In August 2009, Tai Seng received its Temporary Occupation Permit, indicating that it was ready to be handed over to SMRT. In the same month, transport minister Raymond Lim announced that Tai Seng, along with stations from Dhoby Ghaut to this station, will open by the first half of 2010; this was later announced to be 17 April. As announced in March, an open house was held at Tai Seng and other stations in the Dhoby Ghaut–Tai Seng stretch by the LTA on 5 April 2010. The station opened on 17 April 2010 along with the aforementioned CCL stations. In May 2017, Mapletree announced that Tai Seng station would be linked by an underground walkway to commercial hub 18 Tai Seng as part of Mapletree's developments on the property. Work on the underground walkway started in March 2015 and was expected to be completed by the second half of 2017. The new exit comes with an escalator and a lift for pedestrians' use.

== Details ==
Tai Seng station serves the CCL and is between MacPherson and Bartley stations, with the official station code of CC11. As part of the CCL, the station is operated by SMRT Trains. The station operates between 5:35 am and 12:22 am daily. Train frequencies vary from 3.5 to an average of 5.0 minutes during peak hours to an average of 6 minutes for off-peak hours. The exits of Tai Seng station are mostly wheelchair accessible. A tactile system, consisting of tiles with rounded or elongated raised studs, guides visually impaired commuters through the station, with dedicated tactile routes that connect the station entrances to the platforms. Wider fare gates allow easier access for wheelchair users into the station. The station also has bicycle facilities. Tai Seng station runs along Upper Paya Lebar Road, and has two exits serving various nearby landmarks such as Tai Seng Point, 18 Tai Seng, Leong Huat Building, Tai Seng Centre, Hudson@5Harper, J'Forte, Sakae Building, and the Breadtalk headquarters.

=== Artwork ===
As part of the Art-in-Transit programme, a showcase of public artworks on the MRT, Equilibrium by Francis Ng is displayed at Tai Seng. Located at the station's platform, the artwork consists of two parallel displays of red, yellow, and blue coloured equilateral triangles in a triangular grid, with the displays reflecting off of each other.

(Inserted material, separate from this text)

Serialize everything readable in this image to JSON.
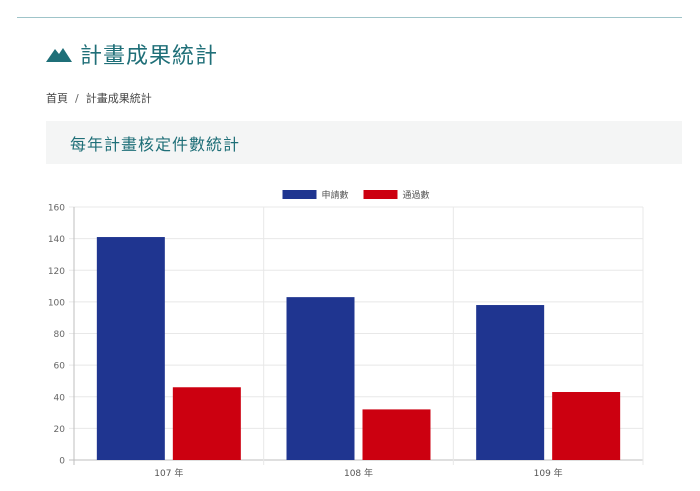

According to Ng, Equilibrium is "an extension of the interest and inquiry [he had] on site-specific areas. Drawing on the speed and rhythm of the inter-relationships found in the different level of private, public, and other spaces in this particular site, a sense of spatial 'equilibrium' is emphasised". Martin Mayo of Today stated that Equilibrium "would look good in a gallery or a museum but is wasted here", adding that the artwork's visual effect could not be seen due to brightness of the light.

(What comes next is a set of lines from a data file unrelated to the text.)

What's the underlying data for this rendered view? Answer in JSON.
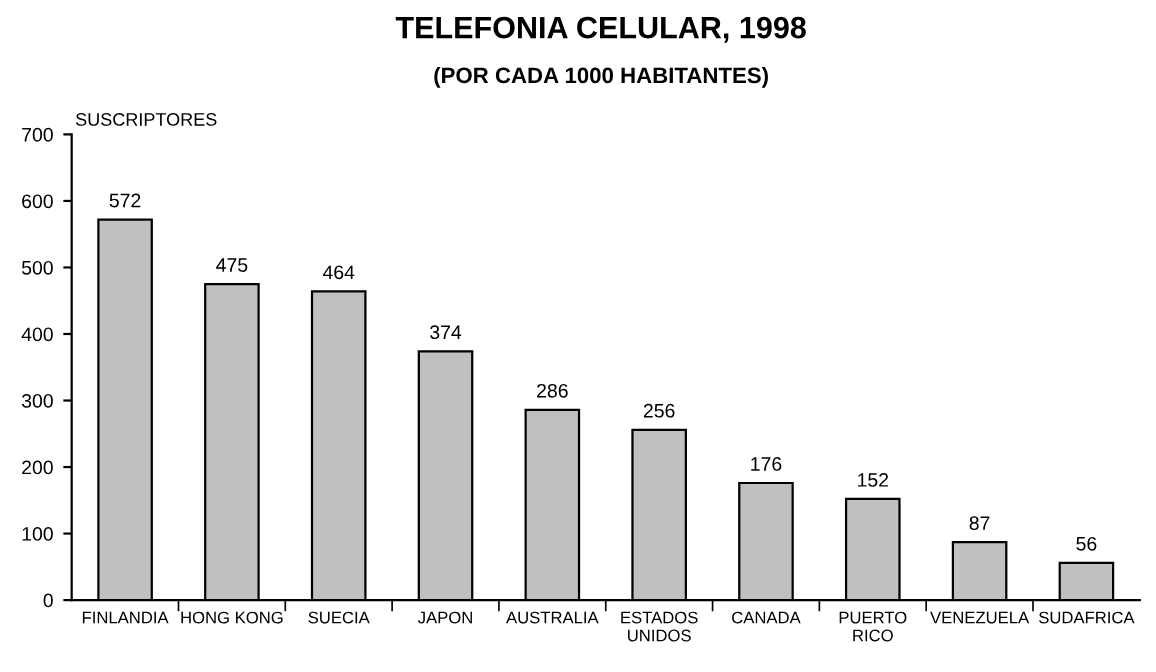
{
  "chart_data": {
    "type": "bar",
    "title": "TELEFONIA CELULAR, 1998",
    "subtitle": "(POR CADA 1000 HABITANTES)",
    "ylabel": "SUSCRIPTORES",
    "categories": [
      "FINLANDIA",
      "HONG KONG",
      "SUECIA",
      "JAPON",
      "AUSTRALIA",
      "ESTADOS\nUNIDOS",
      "CANADA",
      "PUERTO\nRICO",
      "VENEZUELA",
      "SUDAFRICA"
    ],
    "values": [
      572,
      475,
      464,
      374,
      286,
      256,
      176,
      152,
      87,
      56
    ],
    "color": "#c0c0c0",
    "ylim": [
      0,
      700
    ],
    "yticks": [
      0,
      100,
      200,
      300,
      400,
      500,
      600,
      700
    ],
    "grid": false,
    "legend": false,
    "data_labels": true
  }
}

Francis Ng initially conceptualised the artwork to express the themes of "parallel and opposites", "cohesion and contrast", and "symmetry and asymmetry", though later chose the theme of "equilibrium". Ng started by experimenting with primary elements for a few months such as dots, lines, and shapes, and then selected a composition of primary-coloured equilateral triangles. Between September to November 2006, the LTA organised an art competition for selected Stage 2 stations, with Equilibrium originally submitted for MacPherson station as Ng was familiar with MacPherson's surroundings, whilst Kay Kok Chung Oi submitted Virtuous Cycle for Tai Seng. Ng wanted Equilibrium to be made by fusing individual cut and coloured glass triangles, though the LTA suggested to stick together three glass panels of a single colour of triangles due to time and economic constraints; this would have eliminated the reflection effect that Ng wanted, and the installation needed for the artwork could not meet the design and engineering requirements for MacPherson as the station was designated as a civil defence shelter. After talking to an LTA executive, Ng reworked the artwork to be made out transparent acrylic panels, which provided greater depth and enhancing of the 3D effect. Despite the lightened proposal, Virtuous Cycle and Equilibrium swapped locations as the latter's weight was determined to be a potential danger during an emergency.